The play has a large cast of characters from politics, the media, and the González family. Martinez said his propensity for large casts is inspired by his love of Robert Altman’s films, particularly Nashville, in which multiple storylines all lead to one big convergent moment. But one major character never appears onstage: Elián himself. This absence may be meant to make audiences reflect on the way he was used as a symbol by many people and political actors at the time. “We’re making a theatrical choice,” Martinez conceded. “If we were doing this for television it would be a different choice, and probably the child would be there.”
For his part, Hausmann likened Elián to Sophocles’s Antigone, in which a central character, Polyneices, is offstage and the focus is on the wrangling over what to do with his body.
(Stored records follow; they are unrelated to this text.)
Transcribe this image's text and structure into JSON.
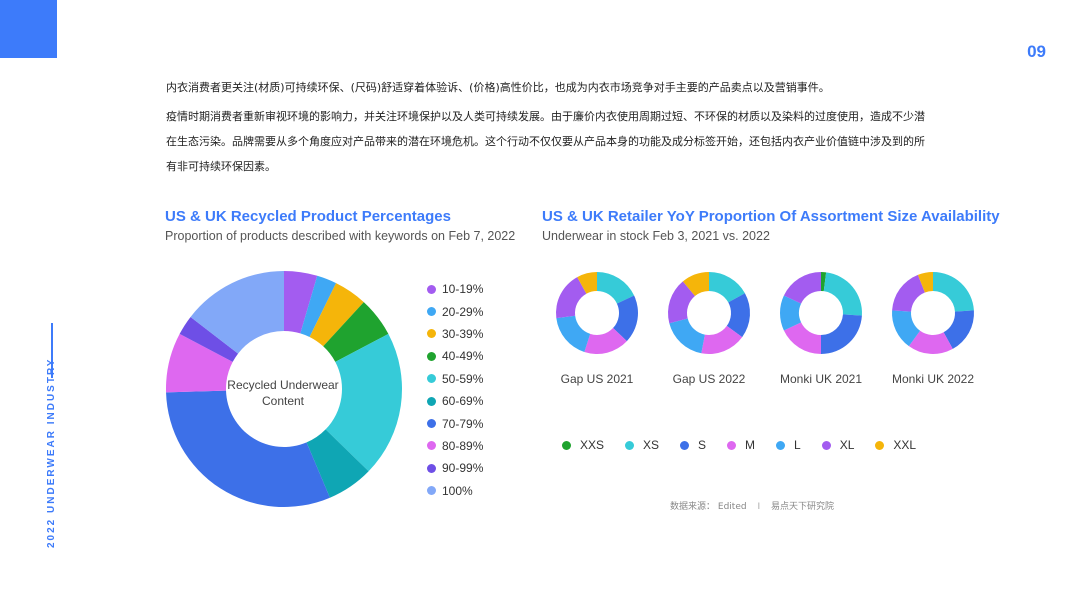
{
  "page_number": "09",
  "side_label": "2022 UNDERWEAR INDUSTRY",
  "intro": {
    "para1": "内衣消费者更关注(材质)可持续环保、(尺码)舒适穿着体验诉、(价格)高性价比，也成为内衣市场竞争对手主要的产品卖点以及营销事件。",
    "para2": "疫情时期消费者重新审视环境的影响力，并关注环境保护以及人类可持续发展。由于廉价内衣使用周期过短、不环保的材质以及染料的过度使用，造成不少潜在生态污染。品牌需要从多个角度应对产品带来的潜在环境危机。这个行动不仅仅要从产品本身的功能及成分标签开始，还包括内衣产业价值链中涉及到的所有非可持续环保因素。"
  },
  "source": {
    "label": "数据来源：",
    "edited": "Edited",
    "separator": "I",
    "org": "易点天下研究院"
  },
  "chart_data": [
    {
      "type": "pie",
      "title": "US & UK Recycled Product Percentages",
      "subtitle": "Proportion of products described with keywords on Feb 7, 2022",
      "center_label": [
        "Recycled Underwear",
        "Content"
      ],
      "legend_placement": "right",
      "categories": [
        "10-19%",
        "20-29%",
        "30-39%",
        "40-49%",
        "50-59%",
        "60-69%",
        "70-79%",
        "80-89%",
        "90-99%",
        "100%"
      ],
      "colors": [
        "#a35cf0",
        "#3fa8f4",
        "#f5b50a",
        "#1fa32f",
        "#36cbd8",
        "#0fa6b4",
        "#3d70e8",
        "#de68f0",
        "#6e4fe6",
        "#82a8f8"
      ],
      "values": [
        5,
        3,
        5,
        6,
        22,
        7,
        34,
        9,
        3,
        16
      ]
    },
    {
      "type": "pie",
      "title": "US & UK Retailer YoY Proportion Of Assortment Size Availability",
      "subtitle": "Underwear in stock Feb 3, 2021 vs. 2022",
      "legend_placement": "bottom",
      "categories": [
        "XXS",
        "XS",
        "S",
        "M",
        "L",
        "XL",
        "XXL"
      ],
      "colors": [
        "#1fa32f",
        "#36cbd8",
        "#3d70e8",
        "#de68f0",
        "#3fa8f4",
        "#a35cf0",
        "#f5b50a"
      ],
      "series": [
        {
          "name": "Gap US 2021",
          "values": [
            0,
            18,
            19,
            18,
            18,
            19,
            8
          ]
        },
        {
          "name": "Gap US 2022",
          "values": [
            0,
            17,
            18,
            18,
            18,
            18,
            11
          ]
        },
        {
          "name": "Monki UK 2021",
          "values": [
            2,
            24,
            24,
            18,
            14,
            18,
            0
          ]
        },
        {
          "name": "Monki UK 2022",
          "values": [
            0,
            24,
            18,
            18,
            16,
            18,
            6
          ]
        }
      ]
    }
  ]
}
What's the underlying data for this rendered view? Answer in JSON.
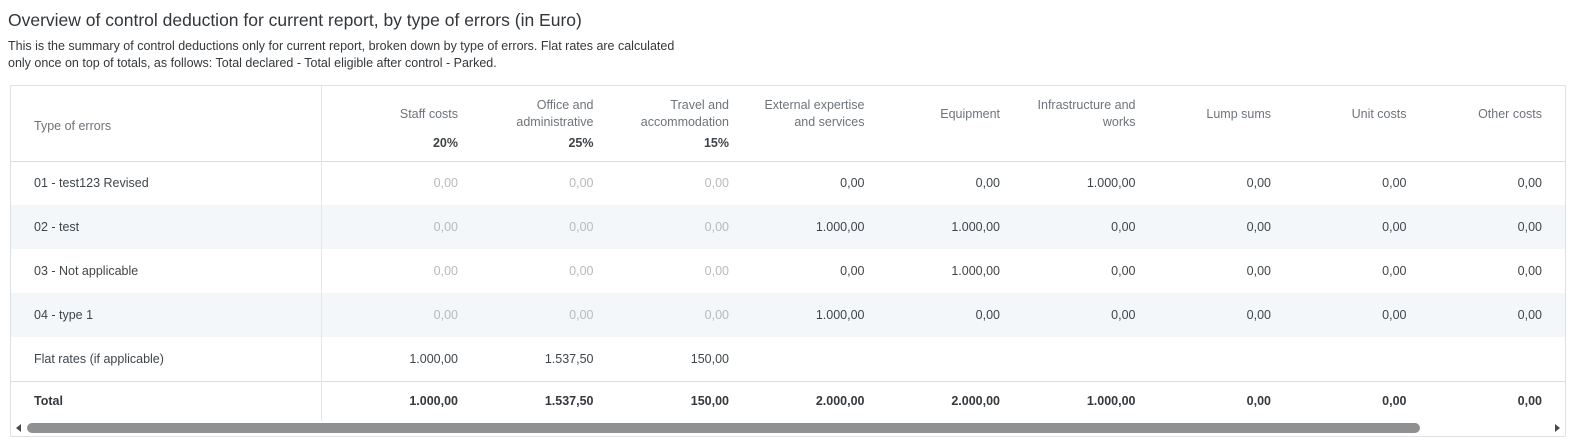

“What makes Antigone such a good play?” Hausmann mused. “The answer to that I think is that you have someone like Creon who created a law, the law says you can’t bury a traitor. He’s right, it’s the law, it makes sense. But you have somebody like Antigone who says, ‘Well, this is my brother. You have to bury him, even if it’s against the law, it’s the right thing to do—the law is wrong.’ So you can argue both sides. With Elián you have something similar in the community, where you have somebody who says a child belongs to his father, and the other argument is that, yes, the mother gave her life so that her child could be in a free society. I think that the exploration of both is what makes great theatre.”
Elián’s saga lasted about six months, from late November of 1999 until April of 2000, when, during a pre-dawn raid, armed U.S. federal agents seized Elián from his relatives’ home and reunited him with his father, who took him back to Cuba two months later. During those two months, there were court proceedings and demonstrations and counter-demonstrations in Miami that were covered as part of the 24-hour news cycle. Now, 23 years later, González works for a state-run company in Cuba and has started a family of his own there. It would seem that he’s done his share of reckoning with the events of his childhood. Now Elián offers a chance for Miami to do its own reckoning with his brief time there.
Shoshana Greenberg (she/her) is a writer based in New York City.